I agonized all week long. At night I’d awaken, damp with perspiration, from dreams where something happened and Carl snapped while we were camping. I discussed the pending trip with my friends who all thought I’d lost my mind to even consider going away with this time bomb of a man I’d told them about. 
On Thursday, I met Carl at the mailbox. 
“Wanna come inside and talk?” he asked.
“Sure.”
I felt like I was breaking up with him when I told him I couldn’t go.
“Carl, I’m sorry, but I don’t think it’s a good idea for me to go away with you this weekend. Can we keep our friendship on this level? I like you a lot, but I just don’t feel good about the trip.”
He studied his moccasins as if he’d been expecting this very conversation. After a minute, Carl sighed and said, “You’re probably right.” He shrank in the chair and suddenly looked twenty years older.
“Hey, how about you coming up to my place and I’ll show you my fish tank?” I’d never asked him into my apartment before, but I’d been telling him how excited I was to get an aquarium.
Carl followed me up the stairs. I had a moment of panic – I don’t know why – as we reached my landing. I felt trapped and afraid. My hand trembled as I unlocked the door. He’d never been inside my apartment before. 
Once inside, I pointed to the aquarium. 
“Be right back. You enjoy the fish.” I excused myself and went to the bathroom to try and settle my nerves.
Carl didn’t notice me when I returned.
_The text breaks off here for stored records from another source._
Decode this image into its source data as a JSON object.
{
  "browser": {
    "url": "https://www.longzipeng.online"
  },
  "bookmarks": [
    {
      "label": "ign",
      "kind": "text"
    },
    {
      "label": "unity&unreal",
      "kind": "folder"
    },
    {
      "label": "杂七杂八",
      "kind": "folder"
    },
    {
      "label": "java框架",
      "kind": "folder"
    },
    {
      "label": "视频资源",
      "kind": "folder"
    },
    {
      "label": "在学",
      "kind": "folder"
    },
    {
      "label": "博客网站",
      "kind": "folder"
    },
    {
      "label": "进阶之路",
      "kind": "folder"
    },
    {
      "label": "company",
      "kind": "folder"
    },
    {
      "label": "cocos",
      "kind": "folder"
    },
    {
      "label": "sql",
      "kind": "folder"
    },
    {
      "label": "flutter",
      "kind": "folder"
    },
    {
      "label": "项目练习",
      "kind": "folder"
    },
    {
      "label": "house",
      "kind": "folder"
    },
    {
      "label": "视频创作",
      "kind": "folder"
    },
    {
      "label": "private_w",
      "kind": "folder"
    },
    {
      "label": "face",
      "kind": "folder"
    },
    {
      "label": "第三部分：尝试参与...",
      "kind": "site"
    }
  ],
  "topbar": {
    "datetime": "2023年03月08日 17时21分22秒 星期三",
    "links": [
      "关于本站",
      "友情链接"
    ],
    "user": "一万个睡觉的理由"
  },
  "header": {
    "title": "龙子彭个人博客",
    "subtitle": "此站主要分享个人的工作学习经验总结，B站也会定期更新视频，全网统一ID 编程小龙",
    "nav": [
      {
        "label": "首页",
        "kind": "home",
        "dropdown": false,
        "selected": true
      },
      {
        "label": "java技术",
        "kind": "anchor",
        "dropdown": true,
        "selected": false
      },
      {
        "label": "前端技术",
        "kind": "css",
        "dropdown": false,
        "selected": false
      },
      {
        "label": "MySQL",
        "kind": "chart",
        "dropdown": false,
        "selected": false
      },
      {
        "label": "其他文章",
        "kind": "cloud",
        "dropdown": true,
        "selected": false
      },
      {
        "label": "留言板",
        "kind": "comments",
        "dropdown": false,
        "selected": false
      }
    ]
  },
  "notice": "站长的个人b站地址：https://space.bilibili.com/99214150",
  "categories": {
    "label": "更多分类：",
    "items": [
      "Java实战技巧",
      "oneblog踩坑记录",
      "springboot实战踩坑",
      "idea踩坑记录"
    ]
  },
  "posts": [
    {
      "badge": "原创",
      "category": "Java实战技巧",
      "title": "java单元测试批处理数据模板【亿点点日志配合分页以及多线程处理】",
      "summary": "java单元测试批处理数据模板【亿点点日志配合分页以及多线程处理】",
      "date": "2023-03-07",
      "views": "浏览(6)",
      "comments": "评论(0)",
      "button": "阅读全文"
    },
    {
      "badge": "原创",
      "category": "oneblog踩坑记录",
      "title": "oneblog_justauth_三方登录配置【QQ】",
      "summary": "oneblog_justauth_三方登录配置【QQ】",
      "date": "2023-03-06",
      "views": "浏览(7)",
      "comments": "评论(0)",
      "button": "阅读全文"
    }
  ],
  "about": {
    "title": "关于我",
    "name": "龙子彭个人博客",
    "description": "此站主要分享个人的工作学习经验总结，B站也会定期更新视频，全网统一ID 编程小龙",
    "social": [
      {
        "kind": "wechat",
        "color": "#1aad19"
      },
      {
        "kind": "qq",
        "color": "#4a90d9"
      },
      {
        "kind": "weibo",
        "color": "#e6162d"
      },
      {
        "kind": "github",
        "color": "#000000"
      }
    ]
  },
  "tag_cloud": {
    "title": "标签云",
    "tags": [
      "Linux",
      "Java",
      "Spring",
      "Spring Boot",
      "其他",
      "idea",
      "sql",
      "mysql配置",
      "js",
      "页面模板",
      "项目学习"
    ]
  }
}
He was squatted in front of the tank with his back toward me. I saw his face reflected in the aquarium glass. Instead of the weather-beaten hurting unit of a man I’d come to know, I saw the reflection of a bright-eyed young boy with an unselfconscious grin on his face. 
I stood silently, loathe to intrude. It was as if Carl’s soul had somehow slipped out of its painful prison. Before long, Carl’s demon jailor would discover the escape and reclaim his soul, but for a few minutes Carl Fleshman tasted freedom.